Big Bird made a non-speaking appearance in The West Wing Season 5 episode "Eppur Si Muove". During a visit by The Muppets to the White House, Big Bird sat down on a bench next to C. J. Cregg, who had complained during the episode of past comparisons to Big Bird due to her height.

He appeared briefly at Qualcomm's CES Keynote on January 7, 2013, to show off Sesame Workshop's newest app, 'Big Bird's Words', due in Summer 2013.

He appeared in the final episode of The Colbert Report in 2014 along with Cookie Monster and dozens of other celebrities singing "We'll Meet Again".

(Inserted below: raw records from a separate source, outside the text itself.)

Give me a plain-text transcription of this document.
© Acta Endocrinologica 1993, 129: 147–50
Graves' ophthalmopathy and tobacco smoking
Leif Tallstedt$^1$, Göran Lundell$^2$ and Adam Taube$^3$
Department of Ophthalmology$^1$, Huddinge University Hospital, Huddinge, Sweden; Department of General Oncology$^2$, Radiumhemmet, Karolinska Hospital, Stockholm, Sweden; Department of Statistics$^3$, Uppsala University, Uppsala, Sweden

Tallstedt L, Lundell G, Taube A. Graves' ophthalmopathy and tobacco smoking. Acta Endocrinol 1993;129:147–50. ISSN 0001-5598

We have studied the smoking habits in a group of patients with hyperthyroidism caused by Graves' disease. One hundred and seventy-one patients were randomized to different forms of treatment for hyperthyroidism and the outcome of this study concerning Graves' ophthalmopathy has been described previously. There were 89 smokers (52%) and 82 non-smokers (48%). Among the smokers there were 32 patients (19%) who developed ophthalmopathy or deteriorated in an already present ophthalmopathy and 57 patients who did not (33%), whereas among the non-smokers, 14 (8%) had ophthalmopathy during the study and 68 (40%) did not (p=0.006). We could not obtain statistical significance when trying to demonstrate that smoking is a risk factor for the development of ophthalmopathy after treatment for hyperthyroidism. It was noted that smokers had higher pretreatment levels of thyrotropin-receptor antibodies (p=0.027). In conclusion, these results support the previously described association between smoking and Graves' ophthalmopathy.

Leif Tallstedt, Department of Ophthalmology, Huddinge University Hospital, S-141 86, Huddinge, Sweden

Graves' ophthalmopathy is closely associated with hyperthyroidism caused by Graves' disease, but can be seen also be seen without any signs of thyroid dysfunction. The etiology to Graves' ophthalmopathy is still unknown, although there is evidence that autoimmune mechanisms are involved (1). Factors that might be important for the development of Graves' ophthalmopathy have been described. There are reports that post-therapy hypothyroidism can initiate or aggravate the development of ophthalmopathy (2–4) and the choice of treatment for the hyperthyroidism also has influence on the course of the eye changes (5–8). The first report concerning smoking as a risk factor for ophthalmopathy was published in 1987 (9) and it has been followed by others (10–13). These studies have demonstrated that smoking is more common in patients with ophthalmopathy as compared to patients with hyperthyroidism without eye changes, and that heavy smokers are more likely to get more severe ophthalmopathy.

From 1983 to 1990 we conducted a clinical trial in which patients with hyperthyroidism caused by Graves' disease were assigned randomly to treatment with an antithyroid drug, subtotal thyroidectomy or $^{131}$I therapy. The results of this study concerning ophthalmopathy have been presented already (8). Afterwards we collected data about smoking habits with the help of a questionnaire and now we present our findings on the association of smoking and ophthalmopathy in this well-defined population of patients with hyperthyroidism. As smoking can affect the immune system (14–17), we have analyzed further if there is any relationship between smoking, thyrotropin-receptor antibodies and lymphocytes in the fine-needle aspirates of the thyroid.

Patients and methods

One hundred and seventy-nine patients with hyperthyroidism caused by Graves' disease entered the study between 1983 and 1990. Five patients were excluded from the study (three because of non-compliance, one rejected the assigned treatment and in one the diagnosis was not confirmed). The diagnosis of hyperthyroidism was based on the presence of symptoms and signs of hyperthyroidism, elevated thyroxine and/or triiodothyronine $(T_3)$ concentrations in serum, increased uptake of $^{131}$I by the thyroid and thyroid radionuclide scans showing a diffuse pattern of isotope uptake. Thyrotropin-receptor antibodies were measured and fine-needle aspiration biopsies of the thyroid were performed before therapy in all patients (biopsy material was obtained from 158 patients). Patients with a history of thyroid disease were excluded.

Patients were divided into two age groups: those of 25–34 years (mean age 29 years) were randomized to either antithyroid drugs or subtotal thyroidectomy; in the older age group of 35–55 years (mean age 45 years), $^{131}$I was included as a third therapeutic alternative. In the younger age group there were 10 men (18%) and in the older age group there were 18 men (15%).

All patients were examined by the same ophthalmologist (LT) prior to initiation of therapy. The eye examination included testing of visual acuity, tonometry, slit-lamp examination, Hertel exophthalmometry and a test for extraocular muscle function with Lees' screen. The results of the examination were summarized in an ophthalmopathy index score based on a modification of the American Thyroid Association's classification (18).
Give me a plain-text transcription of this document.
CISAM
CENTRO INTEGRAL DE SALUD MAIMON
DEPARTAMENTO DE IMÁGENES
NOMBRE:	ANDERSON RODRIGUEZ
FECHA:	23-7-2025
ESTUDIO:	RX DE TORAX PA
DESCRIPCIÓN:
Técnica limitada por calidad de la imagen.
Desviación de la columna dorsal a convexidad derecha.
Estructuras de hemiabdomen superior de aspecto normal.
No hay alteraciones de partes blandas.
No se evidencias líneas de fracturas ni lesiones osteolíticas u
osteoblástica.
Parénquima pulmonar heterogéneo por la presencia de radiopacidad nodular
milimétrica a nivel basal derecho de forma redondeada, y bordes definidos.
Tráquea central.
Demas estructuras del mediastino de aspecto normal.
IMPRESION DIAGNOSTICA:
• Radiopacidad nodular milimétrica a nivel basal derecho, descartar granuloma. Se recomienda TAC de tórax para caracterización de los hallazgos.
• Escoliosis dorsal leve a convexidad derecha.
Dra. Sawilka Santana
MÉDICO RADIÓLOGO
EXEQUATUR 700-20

On February 16, 2015, Big Bird appeared alongside Michelle Obama on Billy on the Street, a comedy game show hosted by Billy Eichner. Before the quiz, Michelle Obama talked about "eat brighter", a campaign to promote healthy food in kids which she and a number of Sesame Street characters, including Big Bird, participated in. The short was nominated for an Emmy Award later that year.

Big Bird appeared with Caroll Spinney in a spoof of the Academy Award-winning film Birdman. Published on YouTube on February 19, 2015, the video shows Spinney sitting in a dressing room with a poster of Big Bird behind him. Spinney hears the voice of his alter ego, just as Michael Keaton's character Riggan hears his alter ego Birdman in the movie. He uses telekinesis to throw a box of tissues at the Big Bird poster. The spoof uses similar music to the Birdman film. The Big Birdman spoof appears as if it were shot in one long take, mimicking the long scenes of the movie. It follows Spinney out of the dressing room, down hallways, through doors, and out onto the sidewalk, where he is joined by Big Bird.

In an advertisement for AT&T/DirecTV, Big Bird and other film/television personalities such as David Hasselhoff (as his Knight Rider persona Michael Knight) and the Oklahoma Sooners football team appear interspersed with the daily workings of a major city as someone walks around using the service's TV Everywhere initiative.

At the 2019 Kennedy Center Honors, which was filmed on the day Spinney died, Vogel made an appearance as Big Bird for the event to celebrate Sesame Street being honored by the Kennedy Center.